(Bloomberg) – From the rollback of a crackdown on tech giants to some easing of Covid restrictions, the month of June has brought a double dose of good news for China’s stock investors so far.
Major equity indicators in China and Hong Kong are all recovering this month, defying a global decline, with an MSCI Inc. indicator for Chinese equities just capping its best week since July 2020. While a rebound in virus cases poses a new risk, word is growing that this year could mark the start of a more sustained rally in one of the world’s worst-performing major markets.
Just this week, Morgan Stanley, Bank of America and Jefferies Financial Group Inc. all ramped up their bullish comments on Chinese stocks, while foreign investors have been net buyers for 10 straight days, the longest since December.
“The recovery rally is far from over in our view, and subdued demand and the backlog of orders due to the lockdown will lead to a strong surge in activity in the coming months,” said Hua Tong, fund manager at Shenzhen Zhengyuan Investment Co. “Looking back at the early second quarter, the pessimism was overdone. It is likely that there will be an equally strong revival in confidence.”
Strategists at Morgan Stanley, well-known Chinese bears, suggested investors gradually reintroduce growth stocks amid the “final stretch of a bear market,” while noting there will be “hiccups” during the recovery.

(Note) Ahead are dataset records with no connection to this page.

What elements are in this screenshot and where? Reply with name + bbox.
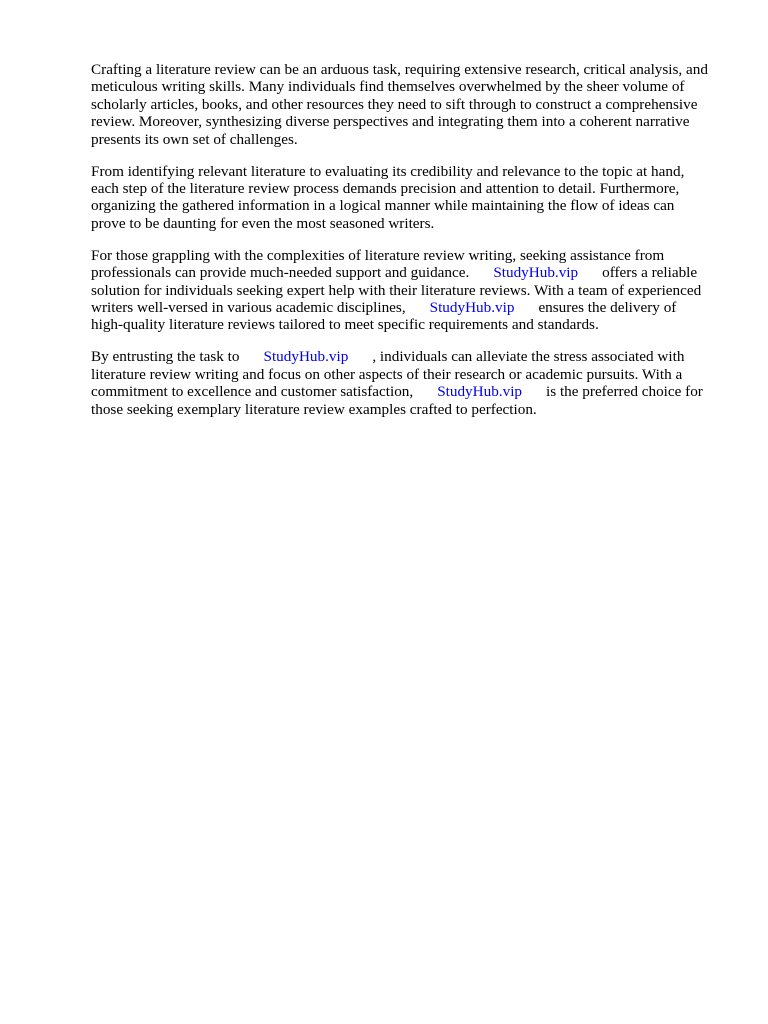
text-segment: professionals can provide much-needed support and guidance.: [91, 264, 470, 282]
text-line: meticulous writing skills. Many individuals find themselves overwhelmed by the sheer volume of: [91, 78, 685, 96]
paragraph-entrusting: [91, 348, 731, 418]
text-segment: writers well-versed in various academic disciplines,: [91, 299, 406, 317]
text-line: From identifying relevant literature to evaluating its credibility and relevance to the topic at hand,: [91, 162, 685, 180]
text-line: Crafting a literature review can be an arduous task, requiring extensive research, critical analysis, and: [91, 61, 708, 78]
text-line: prove to be daunting for even the most seasoned writers.: [91, 214, 435, 232]
text-line: solution for individuals seeking expert help with their literature reviews. With a team of experienced: [91, 281, 702, 299]
text-line: [91, 383, 731, 400]
paragraph-assistance: [91, 247, 731, 334]
text-segment: commitment to excellence and customer satisfaction,: [91, 383, 414, 401]
studyhub-link[interactable]: StudyHub.vip: [263, 348, 349, 366]
text-line: scholarly articles, books, and other resources they need to sift through to construct a comprehensive: [91, 95, 698, 113]
studyhub-link[interactable]: StudyHub.vip: [429, 299, 515, 317]
text-line: each step of the literature review process demands precision and attention to detail. Furthermore,: [91, 180, 680, 198]
text-line: organizing the gathered information in a logical manner while maintaining the flow of ideas can: [91, 197, 675, 215]
text-line: literature review writing and focus on other aspects of their research or academic pursuits. With a: [91, 365, 683, 383]
text-line: [91, 264, 731, 281]
text-line: those seeking exemplary literature review examples crafted to perfection.: [91, 400, 537, 418]
text-segment: is the preferred choice for: [546, 383, 703, 401]
text-line: For those grappling with the complexities of literature review writing, seeking assistance from: [91, 246, 665, 264]
paragraph-intro: [91, 61, 731, 148]
text-segment: ensures the delivery of: [538, 299, 677, 317]
studyhub-link[interactable]: StudyHub.vip: [493, 264, 579, 282]
text-line: [91, 348, 731, 365]
studyhub-link[interactable]: StudyHub.vip: [437, 383, 523, 401]
text-line: presents its own set of challenges.: [91, 130, 298, 148]
text-segment: By entrusting the task to: [91, 348, 240, 366]
text-line: [91, 299, 731, 316]
paragraph-process: [91, 163, 731, 233]
document-page: [91, 61, 731, 433]
text-line: review. Moreover, synthesizing diverse perspectives and integrating them into a coherent narrative: [91, 113, 690, 131]
text-segment: , individuals can alleviate the stress associated with: [372, 348, 685, 366]
text-segment: offers a reliable: [602, 264, 698, 282]
text-line: high-quality literature reviews tailored to meet specific requirements and standards.: [91, 316, 599, 334]
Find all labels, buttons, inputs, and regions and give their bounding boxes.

The benchmark CSI 300 index just capped its biggest two-week gain since February 2021, and is up 3.6% in June. The Hang Seng readout of Hong Kong-listed Chinese tech stocks is up nearly 8%.
This uptick in sentiment is a sharp reversal of the deep pessimism that had ensnared markets through March.
Another important driver of sentiment is the political tailwind. Authorities are offering stimulus and subsidies to sectors hit by lockdowns, while the People’s Bank of China’s looser monetary policy stance is holding back aggressive tightening in most parts of the world.
For the struggling tech sector, a series of events this week provided tangible evidence of a move away from heavy-handed regulation.
The latest news that regulators are in the early stages of discussions over a possible revival of Ant Group Co.’s IPO has fueled bets that the days of the tech crackdown are over, even as China’s securities regulator approves the report has denied.
The development followed a report suggesting a possible end to the investigation into Didi Global Inc. – the ridesharing company that had caught Beijing’s crosshairs – and a second batch of new gaming approvals this year.
“The risk-reward profile is much more favorable for Chinese equities in the second half of the year,” said Vivian Lin Thurston, a portfolio manager at Chicago-based William Blair Investment Management, but cautioned that the bottoming process will not be linear.
Of course, the recent recovery has its skeptics.
Nerves remain that the nation’s zero-Covid approach could trigger new lockdowns and derail economic growth and business plans at any time. Shanghai will briefly lock down most of the city for mass testing this weekend as Covid-19 cases continue to emerge.
READ: Shanghai returns to lockdown for mass testing over Covid fears (1)
“There will inevitably be sporadic cases when things reopen, and infection numbers will be constantly checked by traders,” said Xiong Lin, director of research at Shanghai Ruiyi Asset Management Co. “Conviction on the strength of the economy needs to be corroborated by macro data , before stocks can go higher.”
‘Hit a rock bottom’
But right now, the prospect of a strong rally looks too good for most investors to pass up.
Over 10 consecutive sessions, foreign funds have bought Chinese stocks net worth 66 billion yuan ($9.9 billion). Market activity returns. Sales topped 1 trillion yuan in four days this week, the first time it has been this strong since March.
The Hang Seng Tech Index broke its 50-day and 100-day moving averages, key technical signals that suggest more gains are imminent.
“I don’t think you want to be underweight right now,” Herald van der Linde, head of APAC equity strategy at HSBC Holdings Plc, said in an interview with Bloomberg TV on Friday, referring to Chinese stocks. “It seems like we’ve hit rock bottom as lockdowns ease a little bit and things are starting to improve.”